C’est pourquoi Tobias Warnecke, qui étudie les histones archaïennes à l’Imperial College de Londres, pense qu ‘«il y a quelque chose de spécial qui a dû se produire à l’aube des eucaryotes, où nous passons de simples histones… à avoir des nucléosomes octamériques. Et ils semblent faire quelque chose de différent sur le plan qualitatif.

Ce que c’est, cependant, reste un mystère. Chez les espèces archaïennes, il y en a «un bon nombre qui ont des histones, et il y a d’autres espèces qui n’ont pas d’histones. Et même ceux qui ont des histones varient beaucoup », a déclaré Warnecke. En décembre dernier, il a publié un article montrant qu’il existe diverses variantes de protéines histones avec différentes fonctions.
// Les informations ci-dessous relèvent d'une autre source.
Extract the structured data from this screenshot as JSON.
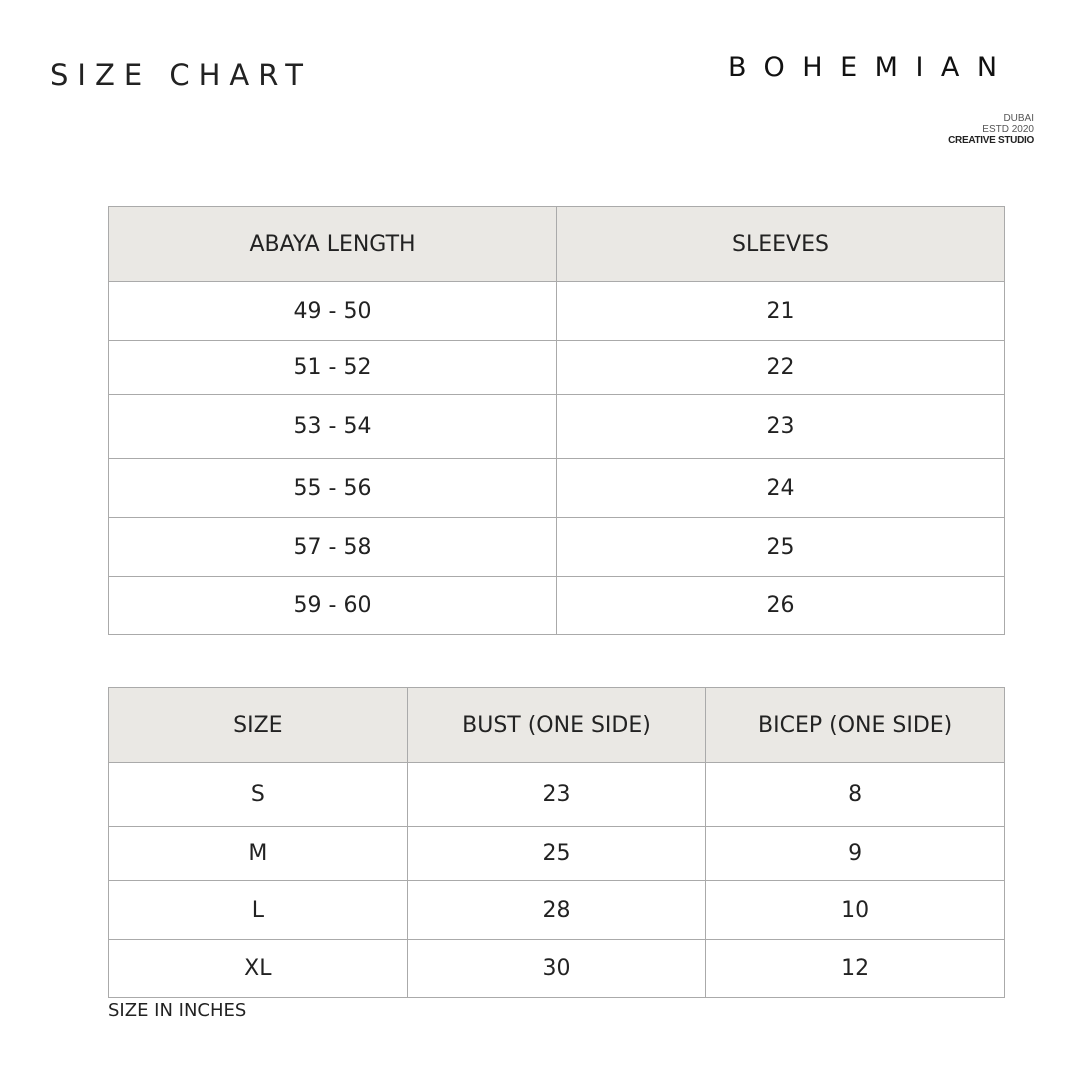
{
  "header": {
    "title": "SIZE CHART",
    "brand": "BOHEMIAN",
    "brand_lines": [
      "DUBAI",
      "ESTD 2020",
      "CREATIVE STUDIO"
    ]
  },
  "length_table": {
    "columns": [
      "ABAYA LENGTH",
      "SLEEVES"
    ],
    "rows": [
      [
        "49 - 50",
        "21"
      ],
      [
        "51 - 52",
        "22"
      ],
      [
        "53 - 54",
        "23"
      ],
      [
        "55 - 56",
        "24"
      ],
      [
        "57 - 58",
        "25"
      ],
      [
        "59 - 60",
        "26"
      ]
    ]
  },
  "size_table": {
    "columns": [
      "SIZE",
      "BUST (ONE SIDE)",
      "BICEP (ONE SIDE)"
    ],
    "rows": [
      [
        "S",
        "23",
        "8"
      ],
      [
        "M",
        "25",
        "9"
      ],
      [
        "L",
        "28",
        "10"
      ],
      [
        "XL",
        "30",
        "12"
      ]
    ]
  },
  "footer": {
    "note": "SIZE IN INCHES"
  },
  "colors": {
    "header_bg": "#eae8e4",
    "border": "#aaaaaa"
  }
}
Les complexes histone-ADN varient dans leur stabilité et leur affinité pour l’ADN. Mais ils ne sont pas organisés de manière aussi stable ou régulière que les nucléosomes eucaryotes.

Aussi déroutante que soit la diversité des histones archéennes, elle offre une opportunité de comprendre les différentes manières possibles de construire des systèmes d’expression génique. C’est quelque chose que nous ne pouvons pas tirer de «l’ennui» relatif des eucaryotes, dit Warnecke: En comprenant la combinatoire des systèmes archaïens, «nous pouvons également comprendre ce qui est spécial dans les systèmes eucaryotes.» La variété des différents types et configurations d’histones chez les archées peut également nous aider à déduire ce qu’elles auraient pu faire avant que leur rôle dans la régulation des gènes ne se solidifie.

Un rôle protecteur pour les histones

Parce que les archées sont des procaryotes relativement simples avec de petits génomes, «Je ne pense pas que le rôle original des histones était de contrôler l’expression des gènes, ou du moins pas d’une manière à laquelle nous sommes habitués par les eucaryotes», a déclaré Warnecke. Au lieu de cela, il émet l’hypothèse que les histones auraient pu protéger le génome des dommages.

Les archées vivent souvent dans des environnements extrêmes, comme les sources chaudes et les évents volcaniques sur le fond marin, caractérisés par des températures élevées, des pressions élevées, une salinité élevée, une acidité élevée ou d’autres menaces. La stabilisation de leur ADN avec des histones peut rendre plus difficile la fusion des brins d’ADN dans ces conditions extrêmes. Les histones pourraient également protéger les archées contre les envahisseurs, tels que les phages ou les éléments transposables, qui auraient plus de mal à s’intégrer dans le génome lorsqu’il est enroulé autour des protéines.

Kurdistani est d’accord. «Si vous étudiiez les archées il y a 2 milliards d’années, le compactage du génome et la régulation des gènes ne sont pas les premières choses qui vous viendraient à l’esprit lorsque vous pensez aux histones», a-t-il déclaré. En fait, il a provisoirement spéculé sur un autre type de protection chimique que les histones auraient pu offrir aux archées.

En juillet dernier, l’équipe de Kurdistani a rapporté que dans les nucléosomes de levure, il existe un site catalytique à l’interface de deux protéines histones H3 qui peuvent se lier et réduire électrochimiquement le cuivre. Pour en comprendre la signification évolutive, Kurdistani remonte à l’augmentation massive d’oxygène sur Terre, le grand événement d’oxydation, qui s’est produit à l’époque où les eucaryotes ont évolué pour la première fois il y a plus de 2 milliards d’années. Des niveaux d’oxygène plus élevés doivent avoir provoqué une oxydation globale de métaux comme le cuivre et le fer, qui sont essentiels pour la biochimie (bien que toxiques en excès). Une fois oxydés, les métaux seraient devenus moins disponibles pour les cellules, de sorte que toutes les cellules qui conservaient les métaux sous forme réduite auraient eu un avantage.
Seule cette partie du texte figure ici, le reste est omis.